15 De afgevaardigden van Zeeland delen HHM mee dat de Gecommitteerde Raden van Zeeland iemand zonder belangen in Vlaanderen hebben aangesteld om conform de resolutie van HHM d.d. 20 jan. met Bruninxs en twee gedeputeerden van de RvS, de in het staatse deel van Vlaanderen gelegen landen te verponden. De Gecommitteerde Raden vragen zich af waarom de verponding niet geldt voor de landen in het staatse deel van Brabant.
HHM vragen hierover advies aan de RvS.

16 Meerman, Camerling, Bicker en Trompet, allen extraordinaris gedeputeerden van de Staten van Holland en ter vergadering aanwezig, laten weten dat de Staten van Holland met spijt uit de brief van agent Mibassen kennisnamen dat de vijand de Republiek zoveel schade berokkent op zee en dat de oorlogsschepen van HHM daartegen niet optreden.

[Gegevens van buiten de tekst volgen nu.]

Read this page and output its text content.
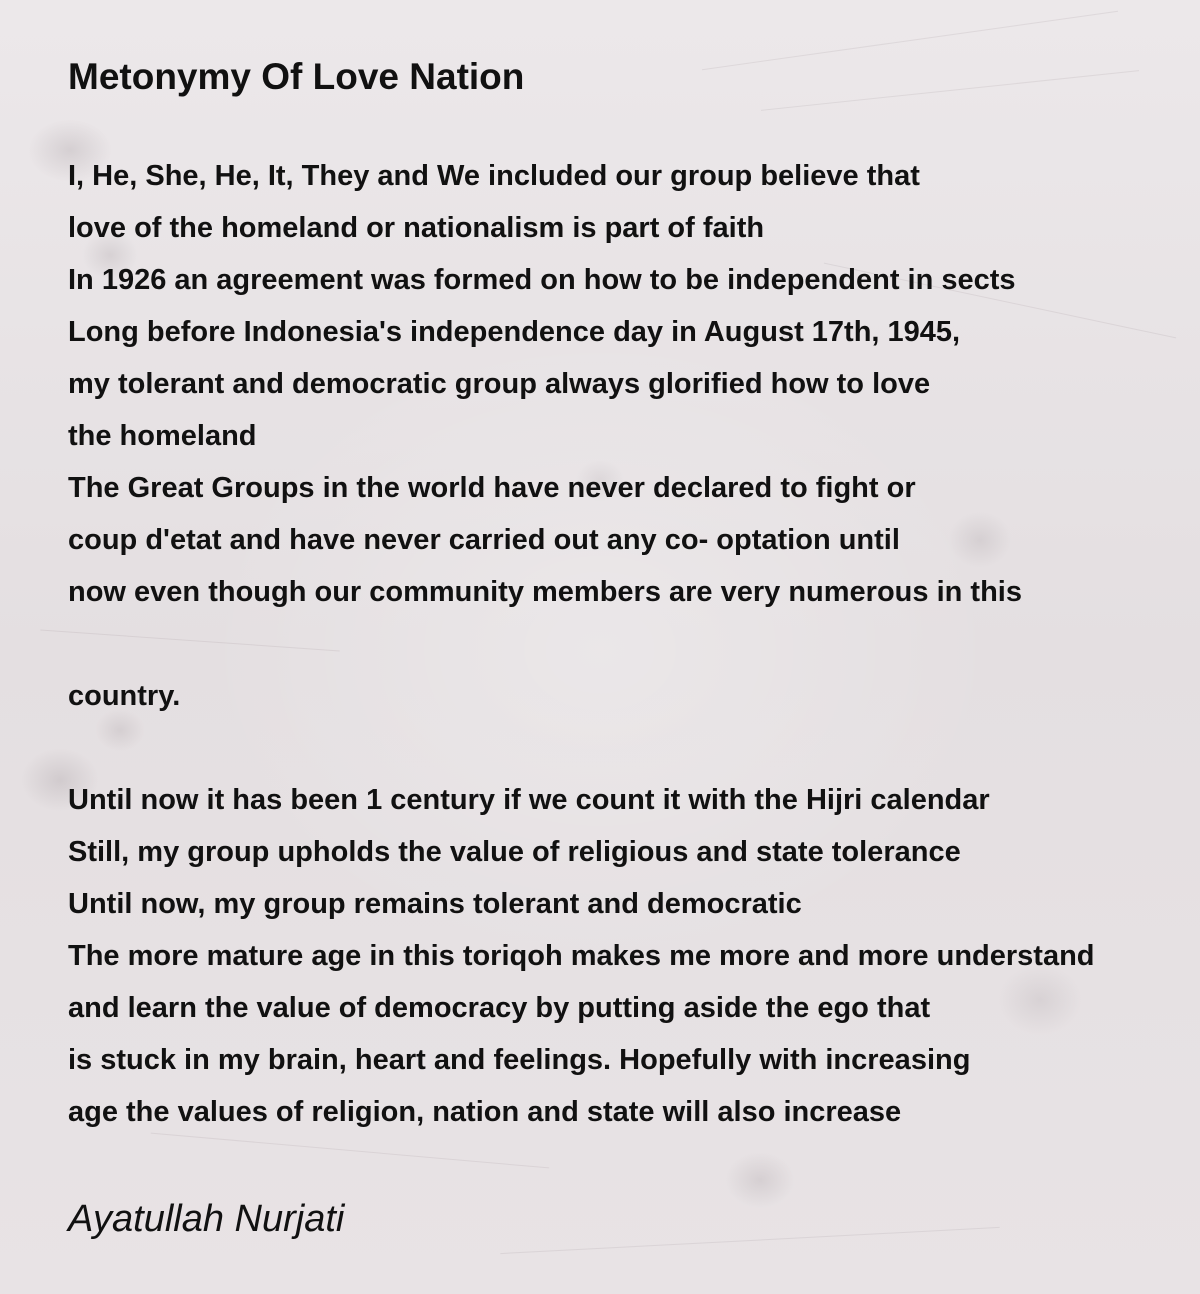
Metonymy Of Love Nation
I, He, She, He, It, They and We included our group believe that
love of the homeland or nationalism is part of faith
In 1926 an agreement was formed on how to be independent in sects
Long before Indonesia's independence day in August 17th, 1945,
my tolerant and democratic group always glorified how to love
the homeland
The Great Groups in the world have never declared to fight or
coup d'etat and have never carried out any co- optation until
now even though our community members are very numerous in this
country.
Until now it has been 1 century if we count it with the Hijri calendar
Still, my group upholds the value of religious and state tolerance
Until now, my group remains tolerant and democratic
The more mature age in this toriqoh makes me more and more understand
and learn the value of democracy by putting aside the ego that
is stuck in my brain, heart and feelings. Hopefully with increasing
age the values of religion, nation and state will also increase

Ayatullah Nurjati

Ook het feit dat er in de laatste twee maanden geen enkel wachtschip voor de kust van Vlaanderen heeft gelegen waardoor de vijand vrij voor de rede van Calais kon verschijnen, baart de Staten van Holland zorgen.

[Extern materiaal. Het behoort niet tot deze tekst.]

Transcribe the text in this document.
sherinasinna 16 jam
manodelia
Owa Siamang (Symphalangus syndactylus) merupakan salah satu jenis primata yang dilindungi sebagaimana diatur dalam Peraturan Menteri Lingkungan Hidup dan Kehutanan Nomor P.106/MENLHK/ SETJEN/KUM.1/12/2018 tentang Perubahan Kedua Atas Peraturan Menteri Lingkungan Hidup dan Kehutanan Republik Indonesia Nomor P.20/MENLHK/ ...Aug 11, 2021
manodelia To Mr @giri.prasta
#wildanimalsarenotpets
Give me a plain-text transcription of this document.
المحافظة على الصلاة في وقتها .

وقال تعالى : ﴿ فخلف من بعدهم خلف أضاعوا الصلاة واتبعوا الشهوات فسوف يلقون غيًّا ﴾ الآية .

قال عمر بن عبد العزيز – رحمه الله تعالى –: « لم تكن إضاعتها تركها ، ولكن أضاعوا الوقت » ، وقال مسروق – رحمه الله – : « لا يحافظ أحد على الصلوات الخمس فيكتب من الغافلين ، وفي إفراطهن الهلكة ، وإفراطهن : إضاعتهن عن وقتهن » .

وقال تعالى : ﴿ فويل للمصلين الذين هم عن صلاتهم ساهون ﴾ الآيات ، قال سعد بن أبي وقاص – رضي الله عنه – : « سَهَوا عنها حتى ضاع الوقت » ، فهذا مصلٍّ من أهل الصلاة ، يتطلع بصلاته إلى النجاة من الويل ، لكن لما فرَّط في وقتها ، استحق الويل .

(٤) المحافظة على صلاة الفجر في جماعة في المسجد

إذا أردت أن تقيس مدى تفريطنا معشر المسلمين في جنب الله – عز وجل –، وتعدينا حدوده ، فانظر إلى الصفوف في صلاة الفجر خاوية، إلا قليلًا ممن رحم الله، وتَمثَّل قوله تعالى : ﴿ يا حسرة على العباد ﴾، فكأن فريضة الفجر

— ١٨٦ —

Zij geven HHM ten eerste in overweging om luitenant-admiraal Dorp en de vice-admiraals Lieffhebber en Quast, nu op zee, te ontbieden om rekenschap te geven van hun doen en laten en om hun scheepsjournalen te kunnen onderzoeken. Ten tweede zouden de Admiraliteiten moeten worden geschreven om informatie over de kruisers en wachtschepen: wanneer ze zijn ingezet, voor hoe lang ze zijn bevoorraad en wanneer ze terugkeren.
HHM verzoeken de gedeputeerden van Holland het eerste punt van hun propositie te bespreken met Z.Exc., waarna HHM hierover zal beslissen. Op het tweede punt besluiten HHM conform het voorstel de Admiraliteiten te schrijven.

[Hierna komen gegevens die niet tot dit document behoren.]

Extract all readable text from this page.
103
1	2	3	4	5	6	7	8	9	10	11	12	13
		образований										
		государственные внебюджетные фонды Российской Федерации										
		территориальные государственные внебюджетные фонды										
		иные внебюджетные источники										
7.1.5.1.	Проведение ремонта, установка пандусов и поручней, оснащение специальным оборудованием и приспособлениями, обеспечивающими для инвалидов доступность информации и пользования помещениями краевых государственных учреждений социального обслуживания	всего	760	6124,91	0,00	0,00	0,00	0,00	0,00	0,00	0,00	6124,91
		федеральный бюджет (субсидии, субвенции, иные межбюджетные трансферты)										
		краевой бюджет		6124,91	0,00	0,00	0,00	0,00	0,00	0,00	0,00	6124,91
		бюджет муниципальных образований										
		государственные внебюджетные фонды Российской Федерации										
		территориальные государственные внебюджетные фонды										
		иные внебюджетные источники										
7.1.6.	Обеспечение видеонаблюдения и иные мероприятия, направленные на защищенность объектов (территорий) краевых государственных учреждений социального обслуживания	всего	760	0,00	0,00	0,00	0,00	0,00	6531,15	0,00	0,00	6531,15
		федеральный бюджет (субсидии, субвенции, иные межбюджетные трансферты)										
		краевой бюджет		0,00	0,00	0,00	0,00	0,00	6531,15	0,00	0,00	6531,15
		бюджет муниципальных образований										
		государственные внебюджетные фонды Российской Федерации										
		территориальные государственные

17 Vice-admiraal Holaert deelt HHM in het bijzijn van de gecommitteerden van de Admiraliteit te Rotterdam die gisteren zijn ontboden, de details mee van de voorbereidingen door de vijand in Hulst om met sloepen iets tegen de eilanden van Walcheren te ondernemen. De Admiraliteit in Zeeland beschikt over te weinig oorlogsschepen om daartegen iets te kunnen beginnen.
HHM committeren Vosbergen om samen met de gecommitteerden van de Admiraliteit te Rotterdam deze zaak in al zijn facetten met Z.Exc. te bespreken en hierover te rapporteren. Laatstgenoemde gecommitteerden wordt eveneens verzocht ernstig te overwegen voor korte tijd enkele binnenschepen of jachten beschikbaar te stellen om de Admiraliteit in Zeeland te helpen een vijandelijke aanval af te slaan.

18 De gouden penning die aan Wolff jr. wordt geschonken weegt twee once, vijf engels en veertien asen à 38 gld. per once, in totaal 86 gld. 6 st. Met het fatsoen daarbij à 4 gld. komen de kosten op 90 gld. 6 st. Aan ontvanger Doublet of voormalig commies Schas zal ordonnantie worden gedepêcheerd.
Bij deze penning krijgt Wolff ook een met blauwe en gouden zijde ineengevlochten lint, waarvoor kamerbewaarder Herdersum 5 gld. mag declareren.